Chemotherapy resistance: from proteomics to drug targets
Research Team: Dr. Yu Yu, Mrs. Mudra Binju
CIC Specialists: Dr. Kevin Chai, Dr. Nancy Tippaya
Ovarian cancer remains the deadliest of all gynecologic malignancies because of its non-specific symptoms and propensity to metastasise early coupled with the lack of an effective screening test. Despite standard therapeutic strategies, which include cytoreductive surgery and platinum/taxane-based chemotherapy, most women with advanced ovarian cancer will experience a relapse. It is common for the tumour to develop chemoresistance and recur. Thus, it is necessary to develop new therapies.
Protein kinases are involved in many essential cellular processes by downstream substrate phosphorylation on tyrosine, serine or threonine amino acid residues. In malignant tumours, kinases are often hyperactive, overexpressed and dysfunctional. Therefore, kinase inhibitors are widely used for treating solid cancers. However, phosphorylation signalling is a highly robust and evolvable system that is non-linear and has a network-type architecture. Thus, targeting single kinase is unlikely to produce long-lasting tumour regression in patients, and it is common for a tumour to develop resistance. Dr Yu Yu and Mrs Mudra Binju from the School of Pharmacy and Biomedical Sciences and Curtin Health Innovation Research Institute (CHIRI) are teaming up with Dr Kevin Chai and Dr Nancy Tippaya from the CIC to develop a new combination targeted therapy for resistant ovarian cancer.
The team focused on identifying protein kinase-substrate relationships using raw phosphorylation peptide mass spectrometry data in ovarian tumours which recurred within 6 months of chemotherapy, thus classified as resistant tumours. We predicted kinase-substrate associations using a machine learning-based tool, NetworKIN, to explore potential drug targetable cellular phosphorylation networks. After which, the top combination kinase-substrate targets were prioritised using Cancer Hallmarks Analytical Tool, a text mining and natural language processing tool that considers cancer-related functions of a protein. The combination with the highest cancer hallmark coverage was hypothetically considered the most crucial.

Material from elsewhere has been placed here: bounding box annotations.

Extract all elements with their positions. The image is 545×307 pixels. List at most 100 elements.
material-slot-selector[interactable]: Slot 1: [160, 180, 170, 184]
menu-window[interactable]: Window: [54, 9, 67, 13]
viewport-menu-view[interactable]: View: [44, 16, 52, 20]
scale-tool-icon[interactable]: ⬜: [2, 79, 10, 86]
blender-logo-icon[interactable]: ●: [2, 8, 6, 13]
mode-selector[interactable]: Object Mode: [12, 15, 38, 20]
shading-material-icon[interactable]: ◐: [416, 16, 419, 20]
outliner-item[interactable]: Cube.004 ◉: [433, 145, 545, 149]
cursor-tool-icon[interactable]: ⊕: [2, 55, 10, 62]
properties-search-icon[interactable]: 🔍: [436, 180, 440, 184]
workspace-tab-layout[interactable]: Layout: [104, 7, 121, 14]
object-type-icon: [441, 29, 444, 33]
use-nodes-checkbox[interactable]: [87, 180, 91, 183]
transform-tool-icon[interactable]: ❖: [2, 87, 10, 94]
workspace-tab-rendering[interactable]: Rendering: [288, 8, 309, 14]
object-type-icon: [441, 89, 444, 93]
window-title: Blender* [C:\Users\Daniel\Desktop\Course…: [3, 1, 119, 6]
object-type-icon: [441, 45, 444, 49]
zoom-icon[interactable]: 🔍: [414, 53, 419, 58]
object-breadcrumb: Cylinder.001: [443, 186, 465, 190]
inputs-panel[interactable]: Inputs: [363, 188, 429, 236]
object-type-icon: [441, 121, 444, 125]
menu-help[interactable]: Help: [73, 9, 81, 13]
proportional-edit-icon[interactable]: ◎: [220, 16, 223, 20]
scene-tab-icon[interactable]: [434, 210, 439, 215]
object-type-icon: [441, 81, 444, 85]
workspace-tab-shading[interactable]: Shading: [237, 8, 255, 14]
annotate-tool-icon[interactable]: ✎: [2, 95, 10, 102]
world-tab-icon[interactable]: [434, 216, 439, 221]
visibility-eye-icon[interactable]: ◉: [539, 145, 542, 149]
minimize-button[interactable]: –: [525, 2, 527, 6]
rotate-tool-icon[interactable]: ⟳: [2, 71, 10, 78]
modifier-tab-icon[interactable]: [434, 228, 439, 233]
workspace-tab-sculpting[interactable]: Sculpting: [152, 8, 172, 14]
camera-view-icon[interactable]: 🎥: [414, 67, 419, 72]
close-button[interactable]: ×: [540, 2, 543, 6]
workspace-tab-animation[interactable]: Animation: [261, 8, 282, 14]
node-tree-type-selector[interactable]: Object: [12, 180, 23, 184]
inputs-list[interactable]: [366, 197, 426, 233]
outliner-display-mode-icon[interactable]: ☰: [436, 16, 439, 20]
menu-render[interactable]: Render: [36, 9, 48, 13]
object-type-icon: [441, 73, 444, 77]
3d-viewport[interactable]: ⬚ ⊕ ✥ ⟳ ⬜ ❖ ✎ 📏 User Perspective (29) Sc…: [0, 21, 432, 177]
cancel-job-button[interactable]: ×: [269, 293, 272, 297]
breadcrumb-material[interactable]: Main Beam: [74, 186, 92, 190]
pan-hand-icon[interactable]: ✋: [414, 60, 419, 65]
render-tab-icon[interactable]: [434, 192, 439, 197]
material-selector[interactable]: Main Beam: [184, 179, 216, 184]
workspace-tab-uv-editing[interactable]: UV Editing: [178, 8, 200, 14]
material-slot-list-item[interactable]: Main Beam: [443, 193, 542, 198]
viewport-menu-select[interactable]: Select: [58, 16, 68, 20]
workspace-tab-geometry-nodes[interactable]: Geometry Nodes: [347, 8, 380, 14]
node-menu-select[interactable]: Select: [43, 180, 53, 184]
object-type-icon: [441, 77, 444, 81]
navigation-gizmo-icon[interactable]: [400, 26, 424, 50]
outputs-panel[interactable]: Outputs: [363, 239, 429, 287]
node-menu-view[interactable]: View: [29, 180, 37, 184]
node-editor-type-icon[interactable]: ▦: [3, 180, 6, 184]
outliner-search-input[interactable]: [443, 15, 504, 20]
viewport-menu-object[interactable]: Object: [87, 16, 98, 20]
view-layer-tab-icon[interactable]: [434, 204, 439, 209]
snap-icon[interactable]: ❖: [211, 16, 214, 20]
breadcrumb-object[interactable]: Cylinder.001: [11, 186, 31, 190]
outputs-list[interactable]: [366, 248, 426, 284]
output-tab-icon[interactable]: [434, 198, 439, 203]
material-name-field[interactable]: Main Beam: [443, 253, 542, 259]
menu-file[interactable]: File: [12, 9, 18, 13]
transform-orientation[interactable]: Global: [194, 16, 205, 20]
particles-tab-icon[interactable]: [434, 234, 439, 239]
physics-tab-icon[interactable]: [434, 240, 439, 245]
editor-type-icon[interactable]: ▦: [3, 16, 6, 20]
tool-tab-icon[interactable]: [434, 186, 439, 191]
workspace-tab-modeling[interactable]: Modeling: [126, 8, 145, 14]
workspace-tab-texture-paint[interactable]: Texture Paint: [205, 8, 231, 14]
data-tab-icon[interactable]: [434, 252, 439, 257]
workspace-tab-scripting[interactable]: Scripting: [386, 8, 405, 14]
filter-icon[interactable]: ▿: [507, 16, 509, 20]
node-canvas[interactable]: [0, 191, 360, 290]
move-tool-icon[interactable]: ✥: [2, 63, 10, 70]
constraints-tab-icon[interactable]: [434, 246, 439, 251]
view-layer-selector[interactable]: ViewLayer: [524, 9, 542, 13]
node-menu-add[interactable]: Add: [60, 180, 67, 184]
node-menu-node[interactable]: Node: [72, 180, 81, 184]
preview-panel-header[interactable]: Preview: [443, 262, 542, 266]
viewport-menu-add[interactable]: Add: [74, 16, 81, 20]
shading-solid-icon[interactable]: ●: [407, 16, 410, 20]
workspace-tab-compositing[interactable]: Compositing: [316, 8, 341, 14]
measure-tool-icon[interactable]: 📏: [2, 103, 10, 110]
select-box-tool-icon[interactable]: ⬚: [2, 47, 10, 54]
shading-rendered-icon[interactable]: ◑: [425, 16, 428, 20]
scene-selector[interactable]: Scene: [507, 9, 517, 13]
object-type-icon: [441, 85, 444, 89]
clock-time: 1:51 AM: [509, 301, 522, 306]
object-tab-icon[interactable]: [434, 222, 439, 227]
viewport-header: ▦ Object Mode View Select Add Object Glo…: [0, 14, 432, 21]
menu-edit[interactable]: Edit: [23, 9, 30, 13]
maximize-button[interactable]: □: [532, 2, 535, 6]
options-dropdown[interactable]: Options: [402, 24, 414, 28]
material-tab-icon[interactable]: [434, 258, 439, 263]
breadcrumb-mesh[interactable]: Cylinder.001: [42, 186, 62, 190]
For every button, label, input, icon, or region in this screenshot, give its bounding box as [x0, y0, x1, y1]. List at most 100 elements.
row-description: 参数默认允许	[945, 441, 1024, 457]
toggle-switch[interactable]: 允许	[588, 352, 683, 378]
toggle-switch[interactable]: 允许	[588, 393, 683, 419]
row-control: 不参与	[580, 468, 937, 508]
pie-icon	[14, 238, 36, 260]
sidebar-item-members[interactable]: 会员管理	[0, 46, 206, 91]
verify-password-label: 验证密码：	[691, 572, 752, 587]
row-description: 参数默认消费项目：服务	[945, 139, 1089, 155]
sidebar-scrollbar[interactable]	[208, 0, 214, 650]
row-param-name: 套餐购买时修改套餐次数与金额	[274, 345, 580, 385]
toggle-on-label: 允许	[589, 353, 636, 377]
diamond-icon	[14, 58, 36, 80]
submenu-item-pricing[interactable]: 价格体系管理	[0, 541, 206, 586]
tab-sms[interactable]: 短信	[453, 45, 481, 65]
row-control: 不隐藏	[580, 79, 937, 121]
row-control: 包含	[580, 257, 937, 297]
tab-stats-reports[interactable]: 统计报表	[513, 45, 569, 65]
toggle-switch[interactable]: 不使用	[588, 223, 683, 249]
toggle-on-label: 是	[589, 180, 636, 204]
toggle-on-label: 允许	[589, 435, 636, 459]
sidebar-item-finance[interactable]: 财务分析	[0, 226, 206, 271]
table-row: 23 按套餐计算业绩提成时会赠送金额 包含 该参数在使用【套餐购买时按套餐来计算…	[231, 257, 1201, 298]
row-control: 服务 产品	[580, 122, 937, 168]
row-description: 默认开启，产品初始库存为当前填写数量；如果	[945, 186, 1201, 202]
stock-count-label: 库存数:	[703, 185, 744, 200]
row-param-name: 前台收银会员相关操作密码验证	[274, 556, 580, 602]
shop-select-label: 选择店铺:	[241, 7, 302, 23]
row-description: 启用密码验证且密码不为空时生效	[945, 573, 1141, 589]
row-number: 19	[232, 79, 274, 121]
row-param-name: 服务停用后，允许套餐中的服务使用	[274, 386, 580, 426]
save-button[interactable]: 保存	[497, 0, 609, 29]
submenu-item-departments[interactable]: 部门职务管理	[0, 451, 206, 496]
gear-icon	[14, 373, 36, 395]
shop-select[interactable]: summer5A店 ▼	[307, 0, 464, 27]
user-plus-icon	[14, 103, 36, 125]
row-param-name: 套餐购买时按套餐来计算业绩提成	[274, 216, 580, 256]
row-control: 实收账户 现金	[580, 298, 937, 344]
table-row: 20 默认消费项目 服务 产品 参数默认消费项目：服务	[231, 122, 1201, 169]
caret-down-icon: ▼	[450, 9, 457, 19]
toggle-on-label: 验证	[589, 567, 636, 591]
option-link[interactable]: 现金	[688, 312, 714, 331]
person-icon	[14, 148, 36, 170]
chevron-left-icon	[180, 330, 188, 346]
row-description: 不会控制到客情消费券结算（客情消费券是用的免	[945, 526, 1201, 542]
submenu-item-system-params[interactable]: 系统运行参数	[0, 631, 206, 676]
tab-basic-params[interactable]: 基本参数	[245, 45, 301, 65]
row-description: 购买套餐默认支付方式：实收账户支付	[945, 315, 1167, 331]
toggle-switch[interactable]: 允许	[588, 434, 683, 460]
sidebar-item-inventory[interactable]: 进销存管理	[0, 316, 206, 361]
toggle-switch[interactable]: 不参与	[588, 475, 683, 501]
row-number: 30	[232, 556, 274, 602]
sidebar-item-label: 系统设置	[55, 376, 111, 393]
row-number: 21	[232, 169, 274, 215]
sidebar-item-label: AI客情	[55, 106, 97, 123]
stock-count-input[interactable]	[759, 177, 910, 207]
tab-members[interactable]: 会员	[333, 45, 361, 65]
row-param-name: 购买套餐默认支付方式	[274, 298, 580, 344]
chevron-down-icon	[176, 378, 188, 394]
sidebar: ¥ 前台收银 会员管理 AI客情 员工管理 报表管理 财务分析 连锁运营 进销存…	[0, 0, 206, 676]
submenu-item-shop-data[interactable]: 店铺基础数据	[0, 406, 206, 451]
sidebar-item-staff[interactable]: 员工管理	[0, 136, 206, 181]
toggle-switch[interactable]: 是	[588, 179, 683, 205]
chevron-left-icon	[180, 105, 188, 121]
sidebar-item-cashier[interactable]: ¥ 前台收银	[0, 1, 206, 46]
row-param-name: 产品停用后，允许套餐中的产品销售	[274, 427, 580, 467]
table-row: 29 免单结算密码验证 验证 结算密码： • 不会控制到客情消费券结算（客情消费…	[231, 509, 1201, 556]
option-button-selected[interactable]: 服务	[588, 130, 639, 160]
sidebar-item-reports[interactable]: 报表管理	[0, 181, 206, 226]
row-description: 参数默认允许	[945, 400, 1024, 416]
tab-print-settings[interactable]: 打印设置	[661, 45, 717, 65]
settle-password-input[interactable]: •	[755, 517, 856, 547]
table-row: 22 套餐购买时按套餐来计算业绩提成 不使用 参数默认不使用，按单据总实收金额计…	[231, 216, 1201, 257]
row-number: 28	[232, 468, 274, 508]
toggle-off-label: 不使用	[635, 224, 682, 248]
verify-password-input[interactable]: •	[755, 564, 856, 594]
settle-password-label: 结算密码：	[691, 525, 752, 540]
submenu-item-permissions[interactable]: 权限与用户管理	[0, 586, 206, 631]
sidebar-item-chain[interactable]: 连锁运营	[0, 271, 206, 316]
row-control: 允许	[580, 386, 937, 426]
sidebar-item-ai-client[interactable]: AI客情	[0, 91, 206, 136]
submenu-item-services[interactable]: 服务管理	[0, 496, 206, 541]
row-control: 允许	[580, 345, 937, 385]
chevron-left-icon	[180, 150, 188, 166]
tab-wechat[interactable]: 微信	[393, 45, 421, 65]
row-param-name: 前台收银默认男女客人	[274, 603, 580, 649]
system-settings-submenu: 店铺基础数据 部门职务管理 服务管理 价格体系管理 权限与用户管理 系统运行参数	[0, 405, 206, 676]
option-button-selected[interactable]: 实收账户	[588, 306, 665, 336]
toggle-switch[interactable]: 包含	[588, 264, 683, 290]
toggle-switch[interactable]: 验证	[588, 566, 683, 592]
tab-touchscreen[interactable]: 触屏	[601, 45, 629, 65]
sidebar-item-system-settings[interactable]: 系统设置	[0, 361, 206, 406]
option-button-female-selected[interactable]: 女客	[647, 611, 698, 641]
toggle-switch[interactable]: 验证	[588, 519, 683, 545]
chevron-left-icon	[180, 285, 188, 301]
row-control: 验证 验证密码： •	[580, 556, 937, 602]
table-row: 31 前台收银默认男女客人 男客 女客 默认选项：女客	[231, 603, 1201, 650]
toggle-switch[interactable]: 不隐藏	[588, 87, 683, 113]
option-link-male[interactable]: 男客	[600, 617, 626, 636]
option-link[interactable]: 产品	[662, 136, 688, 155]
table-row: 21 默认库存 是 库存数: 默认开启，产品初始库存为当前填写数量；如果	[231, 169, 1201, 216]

This analytical pipeline allows researchers to have a logical framework to translate proteomics data into drug combination targets that can be tested back in the laboratory. As a result, the team is currently testing new drug combinations in patient-derived ovarian cancer organoid model. We can also apply this knowledge to phosphorylation proteomics studies in different cancers. The data would allow us to re-evaluate the system and hopefully generate useful treatment for resistant tumours.